Dans l’atelier d’un livre, épisode 12 : confidences de lecture (1/3)
Tout au long de ces épisodes, parfois par petites touches, parfois en de plus longs paragraphes, certains lecteurs m’ont livré leurs ressentis face à la lecture et j’y ai déjà fait référence. Mais dans les trois épisodes à venir (celui-ci et les deux prochains), je propose d’aller plus loin dans l’examen de ces indications afin d’interroger plus profondément l’acte de lecture.

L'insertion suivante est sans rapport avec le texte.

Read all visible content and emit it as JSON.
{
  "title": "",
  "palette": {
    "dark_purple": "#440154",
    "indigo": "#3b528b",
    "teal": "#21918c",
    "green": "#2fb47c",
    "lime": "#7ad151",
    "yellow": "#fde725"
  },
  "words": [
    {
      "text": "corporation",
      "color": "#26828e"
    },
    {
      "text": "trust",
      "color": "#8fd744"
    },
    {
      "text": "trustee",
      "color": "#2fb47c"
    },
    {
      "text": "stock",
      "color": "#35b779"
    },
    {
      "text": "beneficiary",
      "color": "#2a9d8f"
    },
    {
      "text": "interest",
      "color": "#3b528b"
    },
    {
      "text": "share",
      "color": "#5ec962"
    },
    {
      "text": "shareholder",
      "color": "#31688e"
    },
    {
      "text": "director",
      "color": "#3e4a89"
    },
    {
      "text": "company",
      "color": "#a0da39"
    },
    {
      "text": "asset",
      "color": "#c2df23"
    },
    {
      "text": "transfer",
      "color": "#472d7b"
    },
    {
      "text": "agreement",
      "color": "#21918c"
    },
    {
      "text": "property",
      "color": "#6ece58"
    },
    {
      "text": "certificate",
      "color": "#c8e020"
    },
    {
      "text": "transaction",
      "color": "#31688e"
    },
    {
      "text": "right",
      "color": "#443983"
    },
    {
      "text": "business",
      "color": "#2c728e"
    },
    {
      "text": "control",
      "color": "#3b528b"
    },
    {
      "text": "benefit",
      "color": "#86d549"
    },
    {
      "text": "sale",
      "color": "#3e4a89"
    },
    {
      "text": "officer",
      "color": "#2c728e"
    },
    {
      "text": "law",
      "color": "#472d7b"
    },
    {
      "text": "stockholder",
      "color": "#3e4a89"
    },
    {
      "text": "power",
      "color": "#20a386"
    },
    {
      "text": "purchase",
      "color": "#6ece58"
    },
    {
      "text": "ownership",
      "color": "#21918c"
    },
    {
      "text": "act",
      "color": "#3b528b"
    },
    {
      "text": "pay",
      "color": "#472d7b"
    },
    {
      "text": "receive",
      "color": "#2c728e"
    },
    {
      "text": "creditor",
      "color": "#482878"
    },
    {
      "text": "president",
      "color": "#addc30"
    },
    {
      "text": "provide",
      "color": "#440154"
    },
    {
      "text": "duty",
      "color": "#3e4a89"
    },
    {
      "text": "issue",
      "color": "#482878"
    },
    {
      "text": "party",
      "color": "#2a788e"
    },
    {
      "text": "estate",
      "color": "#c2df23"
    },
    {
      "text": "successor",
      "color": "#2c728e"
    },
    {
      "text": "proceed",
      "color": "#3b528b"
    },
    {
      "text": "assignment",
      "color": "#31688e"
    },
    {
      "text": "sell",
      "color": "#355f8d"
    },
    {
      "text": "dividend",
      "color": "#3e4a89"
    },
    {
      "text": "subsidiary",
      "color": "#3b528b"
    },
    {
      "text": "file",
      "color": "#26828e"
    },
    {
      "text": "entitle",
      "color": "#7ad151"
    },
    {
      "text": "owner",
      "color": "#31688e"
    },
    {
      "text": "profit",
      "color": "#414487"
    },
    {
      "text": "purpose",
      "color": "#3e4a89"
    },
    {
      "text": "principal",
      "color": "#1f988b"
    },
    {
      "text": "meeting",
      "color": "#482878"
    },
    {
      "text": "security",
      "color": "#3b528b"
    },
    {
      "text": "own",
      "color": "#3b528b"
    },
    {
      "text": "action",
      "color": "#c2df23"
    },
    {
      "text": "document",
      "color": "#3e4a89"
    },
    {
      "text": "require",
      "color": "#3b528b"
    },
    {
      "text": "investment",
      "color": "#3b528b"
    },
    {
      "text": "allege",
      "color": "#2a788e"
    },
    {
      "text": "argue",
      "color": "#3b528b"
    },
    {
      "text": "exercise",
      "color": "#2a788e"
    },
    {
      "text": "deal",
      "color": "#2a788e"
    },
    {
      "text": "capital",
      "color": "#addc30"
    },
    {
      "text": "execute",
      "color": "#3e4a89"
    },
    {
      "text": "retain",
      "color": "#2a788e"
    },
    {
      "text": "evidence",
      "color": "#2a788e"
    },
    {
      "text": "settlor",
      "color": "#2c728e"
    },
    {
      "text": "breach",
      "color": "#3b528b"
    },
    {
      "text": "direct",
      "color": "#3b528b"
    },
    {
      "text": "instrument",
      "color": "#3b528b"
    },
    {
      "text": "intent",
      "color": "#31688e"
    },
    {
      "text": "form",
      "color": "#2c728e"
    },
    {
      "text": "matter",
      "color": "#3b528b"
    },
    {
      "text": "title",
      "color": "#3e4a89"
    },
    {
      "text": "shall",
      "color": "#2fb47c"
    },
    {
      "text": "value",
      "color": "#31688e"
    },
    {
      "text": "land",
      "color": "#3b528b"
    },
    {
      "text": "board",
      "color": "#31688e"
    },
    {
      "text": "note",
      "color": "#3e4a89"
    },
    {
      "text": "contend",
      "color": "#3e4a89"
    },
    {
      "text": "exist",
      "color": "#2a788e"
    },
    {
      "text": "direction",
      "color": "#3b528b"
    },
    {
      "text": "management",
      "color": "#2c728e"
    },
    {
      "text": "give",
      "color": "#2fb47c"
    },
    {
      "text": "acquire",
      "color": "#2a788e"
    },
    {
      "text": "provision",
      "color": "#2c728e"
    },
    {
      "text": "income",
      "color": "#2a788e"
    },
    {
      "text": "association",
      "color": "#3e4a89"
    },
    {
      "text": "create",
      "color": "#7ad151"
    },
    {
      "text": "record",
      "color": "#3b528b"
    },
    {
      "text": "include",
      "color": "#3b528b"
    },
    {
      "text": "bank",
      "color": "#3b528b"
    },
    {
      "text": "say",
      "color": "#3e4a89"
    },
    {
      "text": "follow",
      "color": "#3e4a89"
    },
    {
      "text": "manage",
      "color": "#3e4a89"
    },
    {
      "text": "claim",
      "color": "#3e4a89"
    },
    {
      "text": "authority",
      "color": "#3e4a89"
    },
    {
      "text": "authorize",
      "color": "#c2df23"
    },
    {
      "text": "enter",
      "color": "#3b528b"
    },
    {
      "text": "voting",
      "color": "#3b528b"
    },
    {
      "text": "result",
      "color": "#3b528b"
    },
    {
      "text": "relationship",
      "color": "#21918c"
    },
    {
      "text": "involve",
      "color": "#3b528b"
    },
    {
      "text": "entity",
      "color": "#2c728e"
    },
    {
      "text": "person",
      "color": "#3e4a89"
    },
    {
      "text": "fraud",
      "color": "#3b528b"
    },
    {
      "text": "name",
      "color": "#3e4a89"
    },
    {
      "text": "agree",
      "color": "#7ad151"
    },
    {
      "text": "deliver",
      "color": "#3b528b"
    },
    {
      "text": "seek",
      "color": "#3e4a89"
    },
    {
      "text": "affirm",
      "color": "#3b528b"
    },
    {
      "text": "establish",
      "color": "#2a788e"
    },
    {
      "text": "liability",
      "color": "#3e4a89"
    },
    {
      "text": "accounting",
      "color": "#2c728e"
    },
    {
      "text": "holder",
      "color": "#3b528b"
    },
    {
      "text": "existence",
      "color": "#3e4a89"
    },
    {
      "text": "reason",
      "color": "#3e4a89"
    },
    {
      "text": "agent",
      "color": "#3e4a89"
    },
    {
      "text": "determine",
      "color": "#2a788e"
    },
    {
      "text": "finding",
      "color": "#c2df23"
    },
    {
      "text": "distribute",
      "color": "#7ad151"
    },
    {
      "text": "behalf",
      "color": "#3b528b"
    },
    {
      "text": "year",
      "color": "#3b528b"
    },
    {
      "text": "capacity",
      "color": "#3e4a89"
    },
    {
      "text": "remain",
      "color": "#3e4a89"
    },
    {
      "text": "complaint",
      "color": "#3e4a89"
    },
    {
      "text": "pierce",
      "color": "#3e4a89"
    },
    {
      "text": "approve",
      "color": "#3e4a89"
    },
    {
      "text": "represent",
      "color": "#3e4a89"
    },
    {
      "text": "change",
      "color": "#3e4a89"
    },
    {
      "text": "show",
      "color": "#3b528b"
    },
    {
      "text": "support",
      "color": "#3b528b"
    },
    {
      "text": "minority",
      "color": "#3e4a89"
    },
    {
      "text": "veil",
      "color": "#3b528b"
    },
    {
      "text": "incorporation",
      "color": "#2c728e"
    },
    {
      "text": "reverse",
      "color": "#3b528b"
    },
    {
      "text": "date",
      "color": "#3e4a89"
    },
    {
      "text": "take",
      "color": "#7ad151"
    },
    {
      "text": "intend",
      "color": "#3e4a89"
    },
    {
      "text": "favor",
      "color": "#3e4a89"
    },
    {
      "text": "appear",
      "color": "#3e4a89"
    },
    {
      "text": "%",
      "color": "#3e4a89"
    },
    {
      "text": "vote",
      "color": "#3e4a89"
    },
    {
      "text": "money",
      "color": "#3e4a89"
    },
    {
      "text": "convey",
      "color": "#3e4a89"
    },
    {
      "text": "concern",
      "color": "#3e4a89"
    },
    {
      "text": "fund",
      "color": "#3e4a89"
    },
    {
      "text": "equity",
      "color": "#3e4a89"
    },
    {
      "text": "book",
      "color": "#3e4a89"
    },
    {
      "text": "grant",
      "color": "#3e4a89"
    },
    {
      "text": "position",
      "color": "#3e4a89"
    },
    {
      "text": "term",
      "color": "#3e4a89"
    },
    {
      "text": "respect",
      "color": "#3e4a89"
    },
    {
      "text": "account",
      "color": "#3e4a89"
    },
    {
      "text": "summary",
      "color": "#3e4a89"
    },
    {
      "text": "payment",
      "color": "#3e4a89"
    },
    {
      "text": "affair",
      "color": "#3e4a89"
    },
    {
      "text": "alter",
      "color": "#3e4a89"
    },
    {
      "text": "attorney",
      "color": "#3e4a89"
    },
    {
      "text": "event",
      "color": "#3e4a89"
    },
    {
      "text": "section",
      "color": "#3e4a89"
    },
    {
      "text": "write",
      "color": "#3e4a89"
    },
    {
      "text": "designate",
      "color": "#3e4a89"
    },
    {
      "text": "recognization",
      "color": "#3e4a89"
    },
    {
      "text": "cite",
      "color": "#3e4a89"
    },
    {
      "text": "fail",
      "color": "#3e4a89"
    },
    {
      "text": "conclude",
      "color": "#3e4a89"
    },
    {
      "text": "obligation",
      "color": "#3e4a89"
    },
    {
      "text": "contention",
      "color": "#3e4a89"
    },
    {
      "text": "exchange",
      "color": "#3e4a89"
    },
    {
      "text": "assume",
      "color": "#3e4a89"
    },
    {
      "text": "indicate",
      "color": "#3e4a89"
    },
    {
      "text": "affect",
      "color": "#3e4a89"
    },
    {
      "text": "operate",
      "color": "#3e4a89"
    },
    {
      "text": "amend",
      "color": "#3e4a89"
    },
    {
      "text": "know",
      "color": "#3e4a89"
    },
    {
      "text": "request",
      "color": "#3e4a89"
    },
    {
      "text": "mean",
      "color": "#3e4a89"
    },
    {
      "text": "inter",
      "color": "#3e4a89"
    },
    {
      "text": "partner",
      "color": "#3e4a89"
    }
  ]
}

« Quand on ouvre un livre, c’est comme quand on ouvre une fenêtre sur l’imaginaire, on peut être un pirate, un espion, un prince, un lion… » De cette analyse de lectrice dénichée récemment dans un bulletin municipal, je retiens à la fois l’idée de guet et l’idée d’appétit : devant un bel ouvrage de « haute graisse » comme disait le bon Rabelais, le lecteur salive à l’avance. Il sait qu’il va se délecter (« je me régale toujours en relisant un bon Zola ou un bon Maupassant » me confiait souvent ma mère lorsque j’étais ado, cherchant ainsi à réveiller mon goût pour cette littérature qu’elle qualifiait de « vigoureuse ») ; et puisque ma question de la semaine dernière réveillait la métaphore de l’île, j’oserais la filer jusqu’à dire que, face à un livre « en chair et en os », le lecteur n’hésite pas à aiguiser les couteaux et à se faire cannibale afin de mieux assimiler la meilleure part que va lui apporter la viande qu’il mâche. Pour reprendre autrement une pensée chère à Nietzsche, lire, c’est d’abord ruminer ; et puis, à terme, c’est enrichir sa pensée pour être comme l’abeille qui butine et concocte son miel. Pensons aussi à Montaigne qui recommande la compagnie des ouvrages de haut pollen : « Les abeilles pillotent de ça de là les fleurs, mais elles en font le miel qui est tout leur. »
À moins aussi que ne se cache plus subtilement dans la lecture ce que Pascal Quignard appelle « une attente qui ne cherche pas à aboutir. Une errance. »
Entre ce guet et cette errance, vous avez formulé des réponses que je vais prendre le temps d’éplucher dans les deux épisodes à venir, tout en respectant bien évidemment l’anonymat de leurs auteurs et autrices, hommes et femmes de tous âges et de toutes nationalités.